Personal info
- Nickname: Don
- Born: April 7, 1954 Alma, Arkansas, U.S.
- Died: May 8, 2005 (aged 51)

Best statistics
- Height: 5 ft 9 in (1.75 m)
- Weight: Contest: 245 lb (111 kg) Off-season: 295 lb (134 kg)

Professional (Pro) career
- Pro-debut: 1994;
- Best win: IFBB Masters Olympia; 2002;

= Don Youngblood =

American bodybuilder (1954-2005)

Don Youngblood (April 7, 1954 – May 8, 2005) was an American IFBB professional bodybuilder.

==Early life==

Youngblood started his trucking career in the mid-1970s as a driver for the Southern Pacific Railroad in Bakersfield, California. In Alma, Arkansas, he founded SDS Transportation Services.

== Bodybuilding==
In 1987, after 13 years of business building, Youngblood decided to train seriously. In 1994 Youngblood took 1st in the Arkansas State Masters competition, and in 1995 became the Arkansas Overall State Champion at age 41. Within three months, he won the overall title at the NPC Masters Nationals.
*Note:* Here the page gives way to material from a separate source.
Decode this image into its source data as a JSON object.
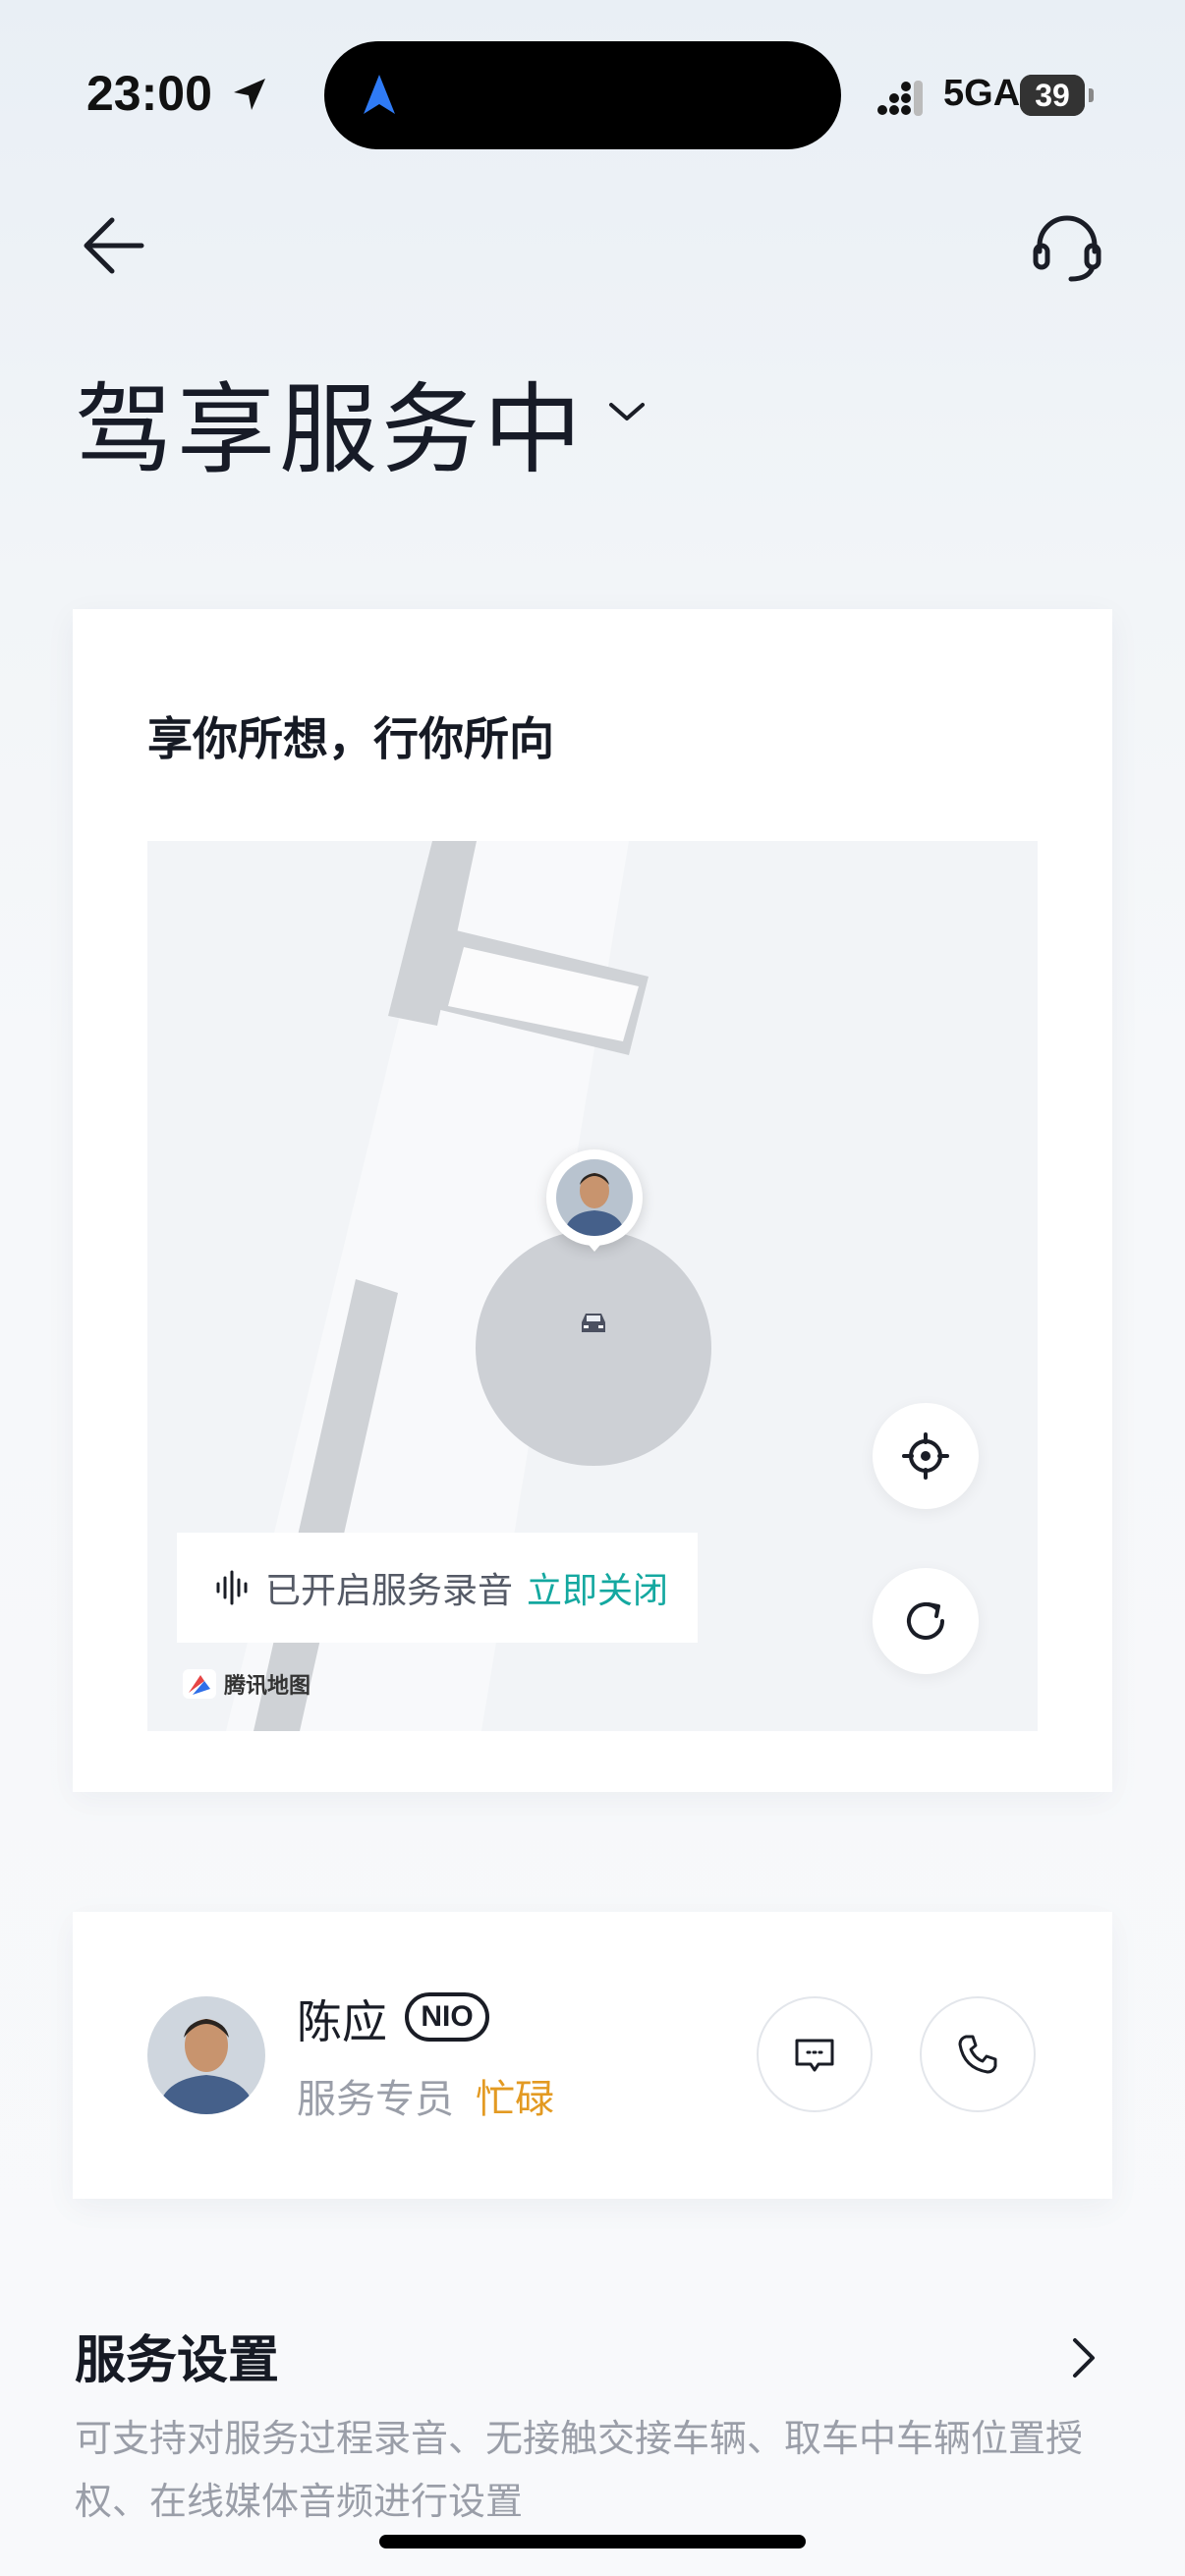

When the Masters Nationals winner was later granted a pro qualification, Youngblood received a pro card retrospectively. He was now qualified for the Joe Weider IFBB Masters Olympia contest, which had been dominated by Vince Taylor for several years. Youngblood took 2nd place at the 2001 contest, which Taylor won. In 2002, in Lynchburg, Virginia, he won the Masters Olympia, dethroning Taylor as the pro masters champ.
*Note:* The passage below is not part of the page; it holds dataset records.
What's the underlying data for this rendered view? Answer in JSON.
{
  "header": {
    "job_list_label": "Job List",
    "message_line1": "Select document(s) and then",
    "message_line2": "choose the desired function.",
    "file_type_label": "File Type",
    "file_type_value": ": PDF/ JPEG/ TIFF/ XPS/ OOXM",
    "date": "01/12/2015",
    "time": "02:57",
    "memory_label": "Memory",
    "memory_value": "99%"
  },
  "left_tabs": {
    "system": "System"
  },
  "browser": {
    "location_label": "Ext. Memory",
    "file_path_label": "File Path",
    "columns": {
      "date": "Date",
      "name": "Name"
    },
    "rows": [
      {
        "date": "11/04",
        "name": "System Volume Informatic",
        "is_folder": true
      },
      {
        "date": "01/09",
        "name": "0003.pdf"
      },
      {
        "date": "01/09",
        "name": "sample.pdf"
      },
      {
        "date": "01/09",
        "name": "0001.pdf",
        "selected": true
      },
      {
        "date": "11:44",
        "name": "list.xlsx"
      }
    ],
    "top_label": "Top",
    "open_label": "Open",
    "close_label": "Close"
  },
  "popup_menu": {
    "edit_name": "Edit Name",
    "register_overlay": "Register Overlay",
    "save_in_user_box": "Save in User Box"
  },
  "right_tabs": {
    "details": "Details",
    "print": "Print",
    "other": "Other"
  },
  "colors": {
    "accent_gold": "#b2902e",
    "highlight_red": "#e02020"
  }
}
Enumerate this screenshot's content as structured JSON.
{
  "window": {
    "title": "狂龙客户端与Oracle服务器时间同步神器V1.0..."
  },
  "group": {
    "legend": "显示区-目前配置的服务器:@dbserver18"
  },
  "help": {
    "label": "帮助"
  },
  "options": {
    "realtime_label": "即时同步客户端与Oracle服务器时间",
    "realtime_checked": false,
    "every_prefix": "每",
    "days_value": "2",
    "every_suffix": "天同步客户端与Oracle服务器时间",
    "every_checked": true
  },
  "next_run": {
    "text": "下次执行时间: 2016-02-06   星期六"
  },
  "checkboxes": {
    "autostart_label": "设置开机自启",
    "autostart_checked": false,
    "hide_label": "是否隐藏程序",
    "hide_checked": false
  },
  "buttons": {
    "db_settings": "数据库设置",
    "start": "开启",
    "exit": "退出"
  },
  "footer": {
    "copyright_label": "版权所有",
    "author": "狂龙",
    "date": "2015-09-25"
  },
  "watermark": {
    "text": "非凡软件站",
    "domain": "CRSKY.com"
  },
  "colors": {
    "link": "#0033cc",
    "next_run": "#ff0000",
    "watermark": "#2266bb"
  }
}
- 1994 NPC Arkansas State Masters - 1st (overall winner)
- 1995 NPC Arkansas State Overall - 1st (overall winner)
- 1995 NPC Masters Nationals, Heavyweight, 1st (overall winner)
- 2001 IFBB Masters Olympia, 2nd
- 2002 IFBB Masters Olympia, 1st (overall winner)
- 2002 IFBB Olympia, 25th

==Death==
Youngblood died in his home in Alma on May 8, 2005, of a massive heart attack.